Not once in Steve Kerr’s first eight seasons as coach have the Warriors played an 82-game schedule and failed to top 50 wins. This season will be an exception, and the reasons are many.
Most of them were on full and inglorious display Sunday in Chicago. Though the box-score autopsy could cite Nikola Vucevic’s 43 points as the primary cause of their demise, contributing factors ultimately were more responsible for a 131-118 loss at United Center.
First among those factors was Golden State’s 23 turnovers, which the Bulls – playing without leading scorer DeMar DeRozan – turned into 31 points.
“Almost impossible to win a game doing that,” Kerr told reporters in Chicago.
Nothing about this season has caused more exasperation among the Warriors than their tendency to sabotage their best efforts with donations to the other team. They’re 1-9 in games when opponents score more than 25 points off turnovers – a stinging indictment of damaging live-ball giveaways.
Golden State is, by contrast, 20-12 when it limits opponents to 24 or fewer points off turnovers.

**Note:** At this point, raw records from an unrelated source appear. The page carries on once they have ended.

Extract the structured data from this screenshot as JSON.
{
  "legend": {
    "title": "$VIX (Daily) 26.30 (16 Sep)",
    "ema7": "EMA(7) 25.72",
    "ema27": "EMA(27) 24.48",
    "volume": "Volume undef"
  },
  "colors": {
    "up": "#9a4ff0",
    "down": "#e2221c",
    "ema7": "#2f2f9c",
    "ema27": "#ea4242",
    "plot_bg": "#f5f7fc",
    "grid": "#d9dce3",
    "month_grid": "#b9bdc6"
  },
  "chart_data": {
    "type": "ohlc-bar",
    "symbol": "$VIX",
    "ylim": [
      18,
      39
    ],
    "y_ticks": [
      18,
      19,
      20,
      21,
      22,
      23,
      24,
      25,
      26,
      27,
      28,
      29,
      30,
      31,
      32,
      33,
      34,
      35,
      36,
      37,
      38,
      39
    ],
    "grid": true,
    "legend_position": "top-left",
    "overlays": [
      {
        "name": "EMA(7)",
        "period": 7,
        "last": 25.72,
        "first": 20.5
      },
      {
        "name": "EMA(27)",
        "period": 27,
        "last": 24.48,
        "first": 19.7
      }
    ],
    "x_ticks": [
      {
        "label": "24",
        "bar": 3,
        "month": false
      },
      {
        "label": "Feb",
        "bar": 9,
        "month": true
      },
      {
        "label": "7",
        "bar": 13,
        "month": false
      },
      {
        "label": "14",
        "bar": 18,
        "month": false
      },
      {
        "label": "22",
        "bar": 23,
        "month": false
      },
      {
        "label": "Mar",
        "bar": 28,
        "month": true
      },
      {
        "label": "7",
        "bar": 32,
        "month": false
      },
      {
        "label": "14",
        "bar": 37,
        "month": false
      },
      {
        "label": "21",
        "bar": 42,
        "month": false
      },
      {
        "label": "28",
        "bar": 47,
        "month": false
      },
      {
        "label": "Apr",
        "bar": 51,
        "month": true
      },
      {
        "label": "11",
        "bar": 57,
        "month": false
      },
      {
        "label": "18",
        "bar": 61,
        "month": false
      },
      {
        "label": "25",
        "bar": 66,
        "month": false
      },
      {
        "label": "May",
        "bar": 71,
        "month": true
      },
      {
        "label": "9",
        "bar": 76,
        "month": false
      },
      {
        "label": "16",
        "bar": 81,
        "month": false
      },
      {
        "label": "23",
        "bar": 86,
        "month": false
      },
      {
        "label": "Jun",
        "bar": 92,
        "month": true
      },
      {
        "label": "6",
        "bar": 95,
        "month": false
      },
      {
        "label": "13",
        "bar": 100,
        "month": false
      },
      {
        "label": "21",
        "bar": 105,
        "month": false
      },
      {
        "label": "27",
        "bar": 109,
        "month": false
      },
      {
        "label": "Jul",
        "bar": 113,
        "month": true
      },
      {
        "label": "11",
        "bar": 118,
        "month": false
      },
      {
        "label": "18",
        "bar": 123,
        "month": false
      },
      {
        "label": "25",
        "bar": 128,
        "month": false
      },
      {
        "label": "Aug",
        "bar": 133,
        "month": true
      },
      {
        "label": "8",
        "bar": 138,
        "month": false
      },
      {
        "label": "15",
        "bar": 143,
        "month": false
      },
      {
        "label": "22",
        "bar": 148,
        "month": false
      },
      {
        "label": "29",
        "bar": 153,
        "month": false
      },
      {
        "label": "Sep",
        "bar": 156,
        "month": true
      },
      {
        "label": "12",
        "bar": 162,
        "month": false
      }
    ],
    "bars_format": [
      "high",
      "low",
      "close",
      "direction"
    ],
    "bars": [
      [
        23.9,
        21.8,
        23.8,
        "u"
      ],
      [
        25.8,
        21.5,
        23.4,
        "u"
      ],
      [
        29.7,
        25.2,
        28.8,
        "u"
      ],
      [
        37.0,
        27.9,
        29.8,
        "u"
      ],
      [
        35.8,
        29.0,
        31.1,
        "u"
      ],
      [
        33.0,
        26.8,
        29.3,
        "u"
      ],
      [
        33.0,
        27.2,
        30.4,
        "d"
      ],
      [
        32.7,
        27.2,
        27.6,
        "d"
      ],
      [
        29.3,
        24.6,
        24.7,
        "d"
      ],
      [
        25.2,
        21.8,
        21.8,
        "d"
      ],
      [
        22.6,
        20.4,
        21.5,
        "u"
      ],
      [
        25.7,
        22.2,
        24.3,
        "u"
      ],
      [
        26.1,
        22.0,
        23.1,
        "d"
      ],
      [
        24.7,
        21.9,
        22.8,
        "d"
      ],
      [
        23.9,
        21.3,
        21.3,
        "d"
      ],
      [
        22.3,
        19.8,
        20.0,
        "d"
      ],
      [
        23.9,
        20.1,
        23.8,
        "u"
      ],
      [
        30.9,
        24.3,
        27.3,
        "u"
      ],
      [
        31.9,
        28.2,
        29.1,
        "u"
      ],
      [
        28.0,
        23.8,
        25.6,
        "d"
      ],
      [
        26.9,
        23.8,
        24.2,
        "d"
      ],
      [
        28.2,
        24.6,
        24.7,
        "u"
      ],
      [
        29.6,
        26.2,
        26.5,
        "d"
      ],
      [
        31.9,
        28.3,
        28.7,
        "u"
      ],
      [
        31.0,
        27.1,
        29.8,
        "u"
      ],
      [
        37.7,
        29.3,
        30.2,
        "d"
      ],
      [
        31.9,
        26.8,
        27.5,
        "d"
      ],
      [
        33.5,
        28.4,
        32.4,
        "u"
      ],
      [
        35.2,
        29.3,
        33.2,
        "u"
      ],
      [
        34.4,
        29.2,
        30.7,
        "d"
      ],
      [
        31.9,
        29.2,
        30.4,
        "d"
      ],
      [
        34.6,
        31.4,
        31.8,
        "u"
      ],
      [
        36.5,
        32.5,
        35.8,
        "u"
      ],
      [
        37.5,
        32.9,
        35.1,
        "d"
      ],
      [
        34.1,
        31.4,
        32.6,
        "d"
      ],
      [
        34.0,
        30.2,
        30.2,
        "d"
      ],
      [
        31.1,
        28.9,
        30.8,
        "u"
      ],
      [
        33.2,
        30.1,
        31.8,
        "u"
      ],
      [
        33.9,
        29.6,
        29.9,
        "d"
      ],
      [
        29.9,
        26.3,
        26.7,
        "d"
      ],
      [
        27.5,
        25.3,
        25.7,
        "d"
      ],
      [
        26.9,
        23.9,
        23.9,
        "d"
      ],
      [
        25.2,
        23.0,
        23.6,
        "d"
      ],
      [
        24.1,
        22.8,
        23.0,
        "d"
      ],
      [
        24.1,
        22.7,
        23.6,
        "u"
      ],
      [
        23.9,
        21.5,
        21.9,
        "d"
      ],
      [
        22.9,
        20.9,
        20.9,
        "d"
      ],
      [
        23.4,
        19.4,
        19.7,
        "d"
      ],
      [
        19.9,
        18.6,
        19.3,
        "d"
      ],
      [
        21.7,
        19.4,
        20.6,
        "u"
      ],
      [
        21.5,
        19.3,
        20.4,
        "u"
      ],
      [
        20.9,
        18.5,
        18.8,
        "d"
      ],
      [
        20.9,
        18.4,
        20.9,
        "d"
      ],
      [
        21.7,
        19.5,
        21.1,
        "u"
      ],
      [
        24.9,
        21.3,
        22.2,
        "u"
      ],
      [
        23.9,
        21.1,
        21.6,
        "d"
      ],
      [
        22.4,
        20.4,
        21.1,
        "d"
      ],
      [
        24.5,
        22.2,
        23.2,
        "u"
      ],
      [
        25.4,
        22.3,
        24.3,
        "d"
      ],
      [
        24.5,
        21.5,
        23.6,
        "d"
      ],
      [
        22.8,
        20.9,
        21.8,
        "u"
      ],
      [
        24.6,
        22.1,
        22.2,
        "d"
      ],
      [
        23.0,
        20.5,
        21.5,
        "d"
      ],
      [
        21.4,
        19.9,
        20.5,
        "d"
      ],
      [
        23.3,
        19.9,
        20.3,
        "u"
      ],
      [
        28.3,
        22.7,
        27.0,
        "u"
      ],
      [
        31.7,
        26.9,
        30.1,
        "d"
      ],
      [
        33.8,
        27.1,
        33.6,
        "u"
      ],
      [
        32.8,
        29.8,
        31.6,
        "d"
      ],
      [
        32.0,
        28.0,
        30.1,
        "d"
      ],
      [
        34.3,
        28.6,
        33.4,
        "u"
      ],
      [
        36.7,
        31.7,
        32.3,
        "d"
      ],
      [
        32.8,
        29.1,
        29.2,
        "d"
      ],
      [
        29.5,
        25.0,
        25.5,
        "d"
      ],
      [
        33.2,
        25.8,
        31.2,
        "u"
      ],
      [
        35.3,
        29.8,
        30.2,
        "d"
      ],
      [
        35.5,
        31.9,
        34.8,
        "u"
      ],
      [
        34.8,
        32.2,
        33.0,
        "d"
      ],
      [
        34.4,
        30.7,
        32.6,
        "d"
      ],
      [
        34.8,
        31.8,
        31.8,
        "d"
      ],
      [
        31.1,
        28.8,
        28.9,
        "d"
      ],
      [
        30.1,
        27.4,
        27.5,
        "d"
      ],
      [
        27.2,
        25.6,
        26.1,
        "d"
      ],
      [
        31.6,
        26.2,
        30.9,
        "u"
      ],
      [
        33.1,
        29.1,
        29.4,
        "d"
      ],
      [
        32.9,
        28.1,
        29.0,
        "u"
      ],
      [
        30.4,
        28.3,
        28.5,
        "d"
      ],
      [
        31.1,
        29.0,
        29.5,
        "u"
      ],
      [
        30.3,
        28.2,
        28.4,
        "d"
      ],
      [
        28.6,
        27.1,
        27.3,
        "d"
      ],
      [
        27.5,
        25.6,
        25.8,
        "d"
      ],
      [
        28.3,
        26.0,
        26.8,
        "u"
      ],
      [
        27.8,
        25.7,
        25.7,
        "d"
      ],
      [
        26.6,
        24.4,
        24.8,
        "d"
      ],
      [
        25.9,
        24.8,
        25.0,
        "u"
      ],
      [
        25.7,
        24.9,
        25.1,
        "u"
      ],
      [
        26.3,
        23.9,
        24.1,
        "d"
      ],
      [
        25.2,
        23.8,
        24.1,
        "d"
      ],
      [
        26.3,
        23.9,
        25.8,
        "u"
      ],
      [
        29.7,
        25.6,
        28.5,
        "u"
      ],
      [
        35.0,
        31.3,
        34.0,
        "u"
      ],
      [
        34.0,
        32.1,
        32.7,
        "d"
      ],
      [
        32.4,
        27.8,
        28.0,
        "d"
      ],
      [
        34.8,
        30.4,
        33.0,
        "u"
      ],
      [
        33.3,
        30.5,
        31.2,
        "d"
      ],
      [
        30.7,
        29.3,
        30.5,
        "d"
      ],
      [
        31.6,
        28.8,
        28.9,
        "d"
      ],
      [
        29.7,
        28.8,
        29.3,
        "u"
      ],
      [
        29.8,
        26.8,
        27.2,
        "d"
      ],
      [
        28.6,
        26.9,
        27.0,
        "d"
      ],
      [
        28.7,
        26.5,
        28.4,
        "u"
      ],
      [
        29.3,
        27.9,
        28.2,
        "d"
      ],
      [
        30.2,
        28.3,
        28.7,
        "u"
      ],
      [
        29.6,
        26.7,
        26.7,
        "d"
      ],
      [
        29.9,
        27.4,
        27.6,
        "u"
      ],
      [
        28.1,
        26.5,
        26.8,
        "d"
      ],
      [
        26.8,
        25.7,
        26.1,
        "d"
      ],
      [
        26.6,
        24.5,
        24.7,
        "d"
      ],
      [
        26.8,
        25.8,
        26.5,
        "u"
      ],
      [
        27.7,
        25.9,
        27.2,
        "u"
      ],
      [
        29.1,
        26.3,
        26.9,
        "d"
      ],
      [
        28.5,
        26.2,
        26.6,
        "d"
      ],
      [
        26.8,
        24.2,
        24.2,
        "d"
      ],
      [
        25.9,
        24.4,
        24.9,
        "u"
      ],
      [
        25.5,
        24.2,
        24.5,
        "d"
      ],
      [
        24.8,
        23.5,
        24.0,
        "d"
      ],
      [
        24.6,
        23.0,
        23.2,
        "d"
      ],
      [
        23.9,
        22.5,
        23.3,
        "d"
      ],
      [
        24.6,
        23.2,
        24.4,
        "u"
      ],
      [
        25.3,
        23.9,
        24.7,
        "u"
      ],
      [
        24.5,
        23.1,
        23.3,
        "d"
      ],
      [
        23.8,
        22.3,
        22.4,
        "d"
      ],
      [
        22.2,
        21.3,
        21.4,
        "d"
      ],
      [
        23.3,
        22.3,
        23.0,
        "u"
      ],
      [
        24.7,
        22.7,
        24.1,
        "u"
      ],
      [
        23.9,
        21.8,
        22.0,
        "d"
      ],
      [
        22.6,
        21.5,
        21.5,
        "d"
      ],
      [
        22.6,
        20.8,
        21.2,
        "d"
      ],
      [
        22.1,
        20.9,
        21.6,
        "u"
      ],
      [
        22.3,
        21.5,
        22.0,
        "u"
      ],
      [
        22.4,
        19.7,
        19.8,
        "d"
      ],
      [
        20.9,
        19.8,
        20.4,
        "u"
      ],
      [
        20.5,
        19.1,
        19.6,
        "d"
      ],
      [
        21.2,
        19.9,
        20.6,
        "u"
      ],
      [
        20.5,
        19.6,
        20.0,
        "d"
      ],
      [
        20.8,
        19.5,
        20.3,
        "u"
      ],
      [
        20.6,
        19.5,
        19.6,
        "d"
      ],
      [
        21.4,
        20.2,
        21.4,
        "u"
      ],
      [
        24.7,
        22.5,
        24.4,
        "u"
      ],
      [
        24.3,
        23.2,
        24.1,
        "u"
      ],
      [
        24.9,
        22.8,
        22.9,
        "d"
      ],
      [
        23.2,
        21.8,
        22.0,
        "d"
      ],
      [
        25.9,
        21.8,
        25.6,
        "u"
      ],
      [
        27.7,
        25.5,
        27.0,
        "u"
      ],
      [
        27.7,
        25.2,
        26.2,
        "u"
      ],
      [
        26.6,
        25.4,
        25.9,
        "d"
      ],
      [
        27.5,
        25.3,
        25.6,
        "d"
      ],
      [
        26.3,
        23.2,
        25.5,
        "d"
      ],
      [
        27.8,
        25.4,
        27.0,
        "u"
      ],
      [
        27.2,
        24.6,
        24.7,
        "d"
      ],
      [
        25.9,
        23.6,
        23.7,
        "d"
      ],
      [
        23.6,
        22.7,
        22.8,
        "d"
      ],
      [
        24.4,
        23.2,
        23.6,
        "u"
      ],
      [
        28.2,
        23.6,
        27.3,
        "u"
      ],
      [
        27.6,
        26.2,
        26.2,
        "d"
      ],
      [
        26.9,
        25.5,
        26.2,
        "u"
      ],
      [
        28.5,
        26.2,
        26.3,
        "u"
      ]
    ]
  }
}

“We just haven’t proven that we’re a consistent team,” said Stephen Curry, who committed a season-high eight turnovers in 34 minutes. “We come in with focus of how we’re going to win that specific game. We talk about how a lot of this is about us and how we approach the game.”
Golden State Warriors
Turnovers are not an entirely new issue for the Warriors, but this team is not nearly as resilient – or as talented – as those in the championship seasons under Kerr. There is no prime Kevin Durant, no prime Andre Iguodala, no Andrew Bogut or Shaun Livingston or David West.
These Warriors are younger and with an uneven roster are, with a 21-22 record, the embodiment of mediocrity. The margin of error for such teams is razor-thin, sharp enough to easily slash the air from a season.
“We have enough talent that we can come back and make the game interesting, and take the lead going into halftime,” Curry said. “But we just haven’t proven that we’re intelligent enough or play hard enough, that we’re focused enough to string a couple good games together to help build that momentum.
“Until we do, we’re going to hover around .500 and not break away from the pack.”
The Warriors, in another of their maddening tendencies, fell behind by 17 in the first quarter but recovered nicely to take a 3-point halftime lead. They then committed seven turnovers in the third quarter, equaling their first-quarter total, and fell behind for good when the Bulls opened the fourth quarter with a 16-7 burst.
With Vucevic lumbering his way to an offensive feast, his teammates simply took advantage of opportunities offered by a lenient Warriors offense.
As if it weren’t distressing enough that this was Golden State’s fourth loss in five games, it’s downright alarming that all four of the losses were to sub-.500 teams.
“We’ve got some figuring out to do,” said Draymond Green, who contributed six turnovers. “It’s not like we’re just going to click a button and it’s going to work. There’s a lot of things that need to be figured out. Do I have the confidence we can win? Yes. But a lot of things got to be figured out.”
Green and Curry have won enough and seen enough to recognize the path the team has been on will lead to a wholly unsatisfying championship defense. Now 43 games into the season, the Warriors have been as low as four games under .500 but never higher than two over.
“Last year, we started 18-2 and then we had some rough patches,” Curry said. “But at least we had a segment of the season where we could say we figured it out. We might have had a game or two (this season), but we’ve not had a stretch where, consistently, we could say we’ve figured it out.
“Sense of urgency right now.”
Slapped around too often by teams going nowhere, the Warriors are a proud bunch trying to find their balance. To reach 50 wins, they need to go 29-10 over the final 39 games.
That will take some magic, which has been in pitifully short supply.